Histoire que la réputation de tradabordo ne souffre pas, il faut que nous trouvions une solution. Ce qui m'embêterait, ce n'est pas la présence d'un CS, mais des mots laissés en suspens, orphelins de leur traducteur… Notre troupe d'élite est-elle de celles qui désertent un champ de bataille ? Alors nous sommes priés de se creuser la tête là-dessus pour la prochaine fois. Et le traducteur « officiel » que dit-il ? Je n'ai pas Marelle chez moi… mais ça vaudrait le coup de regarder, ne serait-ce qu'à titre indicatif. Tu l'as ?

Tradabordo a dit…

« delgada ». Oui tu as raison… Sans doute avons-nous commis le péché de réécriture…

Tradabordo a dit…

Pour « Ghetto du Marais », nous avons beaucoup réfléchi… et là, il nous a semblé que nous ne pouvions pas tout à fait le traduire comme il a certainement été traduit à l'époque de sa parution originale. Ce qui était alors presque exclusivement un quartier juif (d'où la référence riche au ghetto) et clairement identifié dans les mentalités ainsi, est devenu majoritairement homosexuel et clairement identitifié comme cela dans les mentalités… Le lecteur français actuel pencherait donc vers cette interprétation, malgré lui, sans penser à faire un saut en arrière.
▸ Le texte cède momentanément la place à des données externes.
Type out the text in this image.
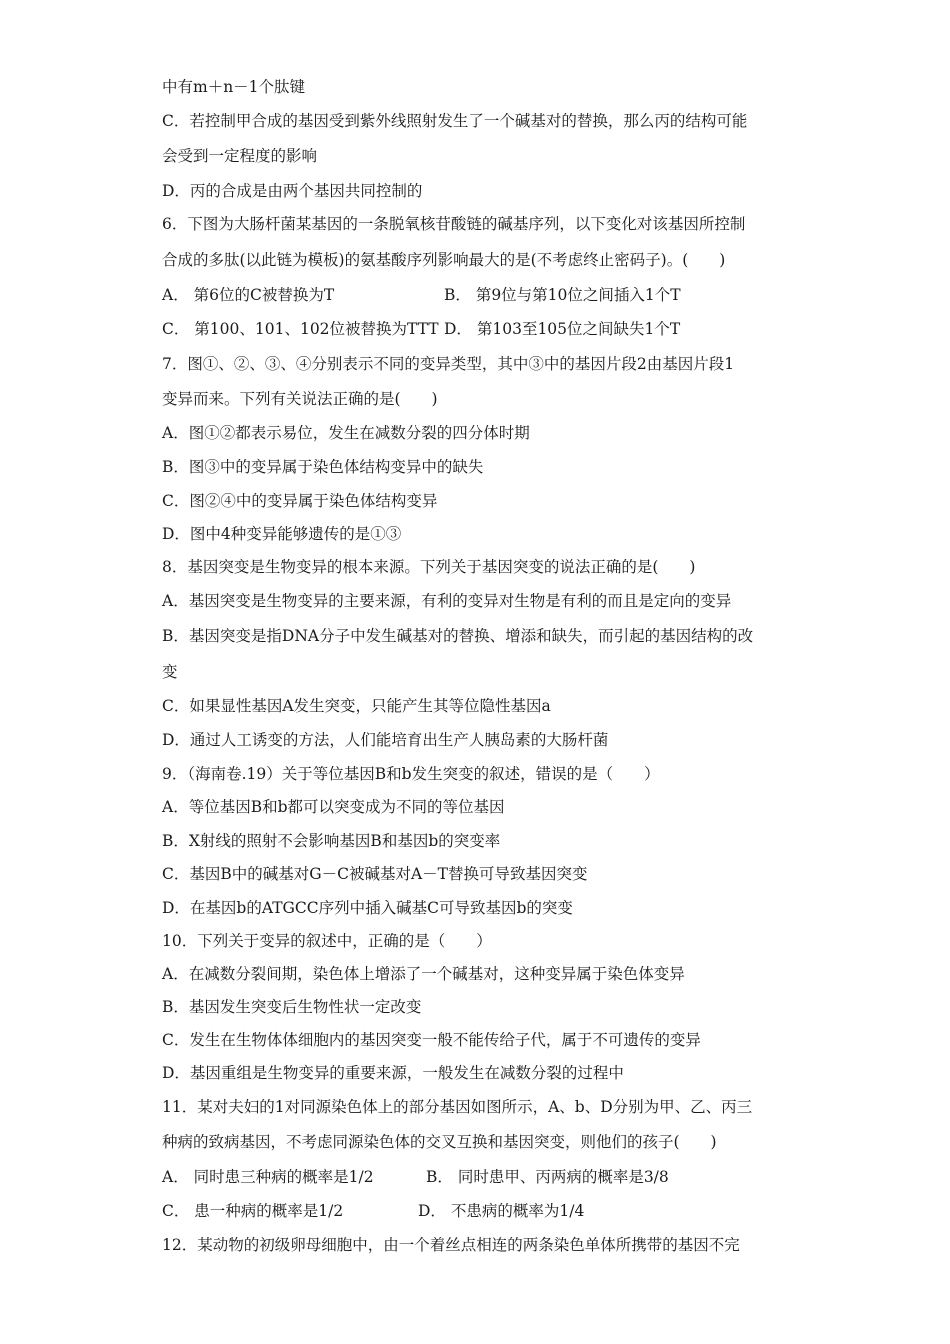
中有m＋n－1个肽键
C．若控制甲合成的基因受到紫外线照射发生了一个碱基对的替换，那么丙的结构可能
会受到一定程度的影响
D．丙的合成是由两个基因共同控制的
6．下图为大肠杆菌某基因的一条脱氧核苷酸链的碱基序列，以下变化对该基因所控制
合成的多肽(以此链为模板)的氨基酸序列影响最大的是(不考虑终止密码子)。(　　)
A． 第6位的C被替换为T	B． 第9位与第10位之间插入1个T
C． 第100、101、102位被替换为TTT D． 第103至105位之间缺失1个T
7．图①、②、③、④分别表示不同的变异类型，其中③中的基因片段2由基因片段1
变异而来。下列有关说法正确的是(　　)
A．图①②都表示易位，发生在减数分裂的四分体时期
B．图③中的变异属于染色体结构变异中的缺失
C．图②④中的变异属于染色体结构变异
D．图中4种变异能够遗传的是①③
8．基因突变是生物变异的根本来源。下列关于基因突变的说法正确的是(　　)
A．基因突变是生物变异的主要来源，有利的变异对生物是有利的而且是定向的变异
B．基因突变是指DNA分子中发生碱基对的替换、增添和缺失，而引起的基因结构的改
变
C．如果显性基因A发生突变，只能产生其等位隐性基因a
D．通过人工诱变的方法，人们能培育出生产人胰岛素的大肠杆菌
9．（海南卷.19）关于等位基因B和b发生突变的叙述，错误的是（　　）
A．等位基因B和b都可以突变成为不同的等位基因
B．X射线的照射不会影响基因B和基因b的突变率
C．基因B中的碱基对G－C被碱基对A－T替换可导致基因突变
D．在基因b的ATGCC序列中插入碱基C可导致基因b的突变
10．下列关于变异的叙述中，正确的是（　　）
A．在减数分裂间期，染色体上增添了一个碱基对，这种变异属于染色体变异
B．基因发生突变后生物性状一定改变
C．发生在生物体体细胞内的基因突变一般不能传给子代，属于不可遗传的变异
D．基因重组是生物变异的重要来源，一般发生在减数分裂的过程中
11．某对夫妇的1对同源染色体上的部分基因如图所示，A、b、D分别为甲、乙、丙三
种病的致病基因，不考虑同源染色体的交叉互换和基因突变，则他们的孩子(　　)
A． 同时患三种病的概率是1/2	B． 同时患甲、丙两病的概率是3/8
C． 患一种病的概率是1/2	D． 不患病的概率为1/4
12．某动物的初级卵母细胞中，由一个着丝点相连的两条染色单体所携带的基因不完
Il ne faut pas non plus oublier que la lecture va vite…
Qu'en penses-tu ?
Nous sommes évidemment ouverts aux arguments en faveur de "ghetto". Je t'accorde que c'est un point épineux.

Tradabordo a dit…

Pour le passe simple… c'est vrai qu'il y a un problème. En cours, nous avions d'ailleurs opté pour le plus-que-parfait. J'avoue avoir un peu triché en recopiant. Pour des raisons que je t'expliquerai en cours, la prochaine fois. J'espère que les étudiants du groupe 2 de CAPES ne vont pas m'en vouloir. Cela dit, tu as raison, le passé simple n'est pas adapté. Au-delà de la question de l'artificialité, ce qui va dans le sens du plus-que-parfait, c'est surtout l'antériorité de l'"événement parapluie" par rapport au temps du récit. Ce qui, dans la même logique, interdit également le passé composé, si c'est à cela que tu avais pensé.

Tradabordo a dit…

Pour l'adjectif final… il y a un problème, lié à un trou de mémoire de ma part, comme je l'ai dit dans mon petit topo de présentation. Dans ma traduction, je m'étais contentée de traduire littéralement la V.O. Or en cours, un étudiant a fait une remarque très judicieuse… qui expliquait parfaitement ce qu'avait voulu dire l'auteur. De retour chez moi, j'ai eu beau essayé de me souvenir de ce qu'il avait dit, peine perdue. Je lui envoie un mail de ce pas pour lui demander de me rafraîchir la mémoire.
Et toi, que proposes-tu ?

Tradabordo a dit…

Je termine en te remerciant d'avoir joué le rôle de la mouche du coche ! Vraiment, j'adore ces discussions sur les traductions que nous faisons. Évidemment, c'est une sacrée mise à nue… mais très très très très utile.

Tradabordo a dit…

Voilà, j'en reviens après consultation de notre talentueux traducteur du groupe 2 de CAPES au fameux adjectif final.
Rapide parenthèse avant de lui céder la parole pour dire qu'effectivement j'avais oublié le "no"… Donc ce n'était pas une coquille dans le texte de départ… Désolée !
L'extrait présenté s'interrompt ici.